The sequence of obfuscation resembles a compilation of source code files, except that in this particular case, both source and target language are the same. The syntactic analysis is based here on the specifications of the respective languages (e.g. ECMA-262 from the European Computer Manufacturers Association for JavaScript). With these specifications, it is possible, given the source code, to search for defined tokens of the language (under the principle of a lexicon). The resulting token stream (of so-called lexemes) is then used as input to a language parser of that language. This language parser examines the token stream by conventional language patterns, such as instructions, assignments or expressions. If there is a shared source of valid derivative work under the relevant language specification, a matching syntax tree is created as the last stage of syntactic analysis. Otherwise, the given source code is syntactically incorrect.

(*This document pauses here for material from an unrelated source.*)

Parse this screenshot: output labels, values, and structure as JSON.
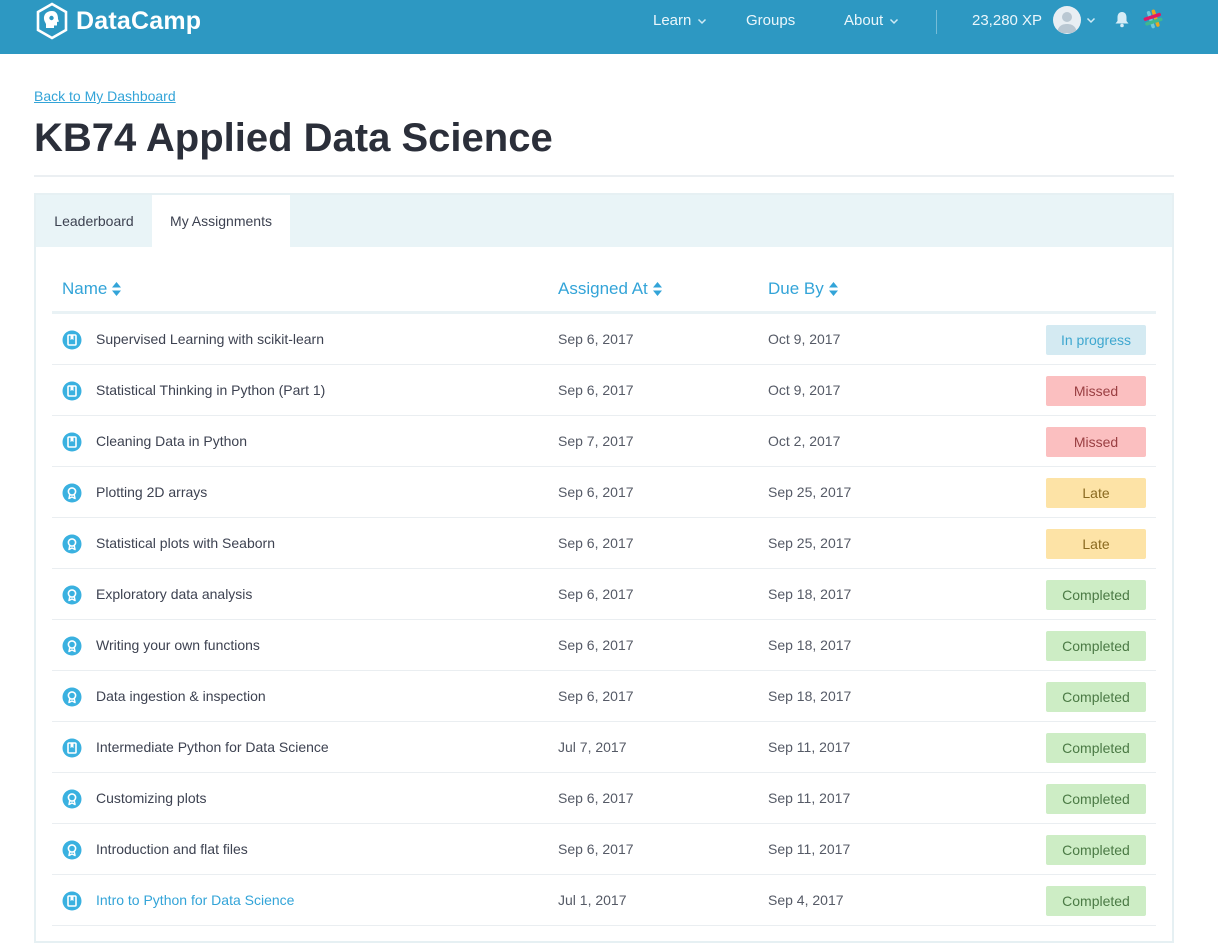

Clearly defined rules can now be applied to the syntax tree created in the first part, to obfuscate it. These rules are called obfuscation rules. Some of the rules used are listed:

  1. Rename meaningful variables as meaningless variables (irreversible)
    Linguistically well-marked and significant variables such as 'LoopCount' are transformed into meaningless strings that have no connection with the actual code e.g. "x_".
  2. Remove comments from source documentation (irreversible)
    Each commented line in the source code helps one understand the execution of the program. This help is removed by a complete deletion of documentation.
  3. Deconstruction of well-structured block layout
    A clear code structure helps you understand right away which statements belong to which sub-programs, functions or loops. The destruction of the block structure makes it difficult for unauthorized third parties to understand the source code.
  4. Restructuring of the program sequence
    The supreme discipline of obfuscation: by the active change of program flow, such as the transformation of loops into recursive function calls, a maximum level of opacity is produced.

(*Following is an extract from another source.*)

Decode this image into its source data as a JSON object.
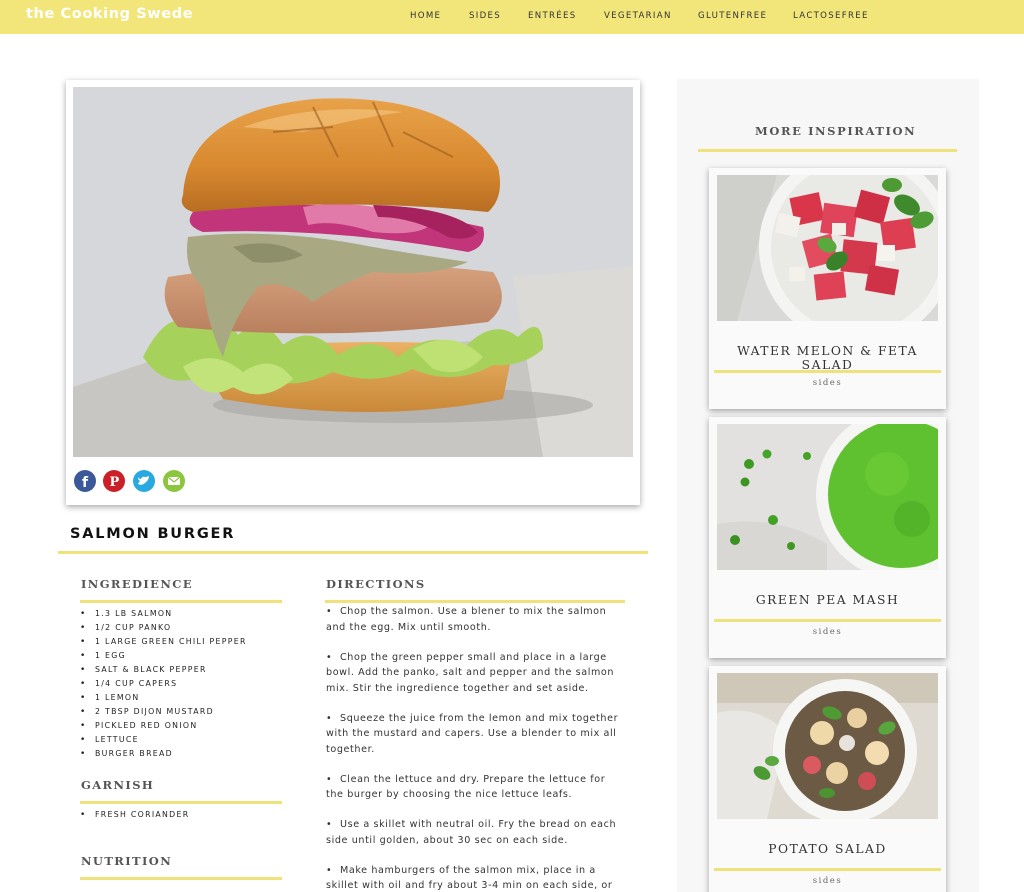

After the syntax tree has been manipulated using these rules, the final output is put into a (now) obfuscated file. The focus here is on a valid transition through the obfuscation process so that the masked code has exactly the same functionality as its unmasked counterpart.

3. Conclusion

A particular difficulty arises from the usual mix of different web languages, for example if an ASP script to a HTML/CSS page generates several JavaScript variables. The CEITON Web Shrinker is able to work even across language-overlapping ASP, JavaScript, and HTML processing and synchronous CSS. The mask can be even more secure, if such external libraries are included. The Web Shrinker is not only suitable for small web tools but also especially for large software projects in various languages.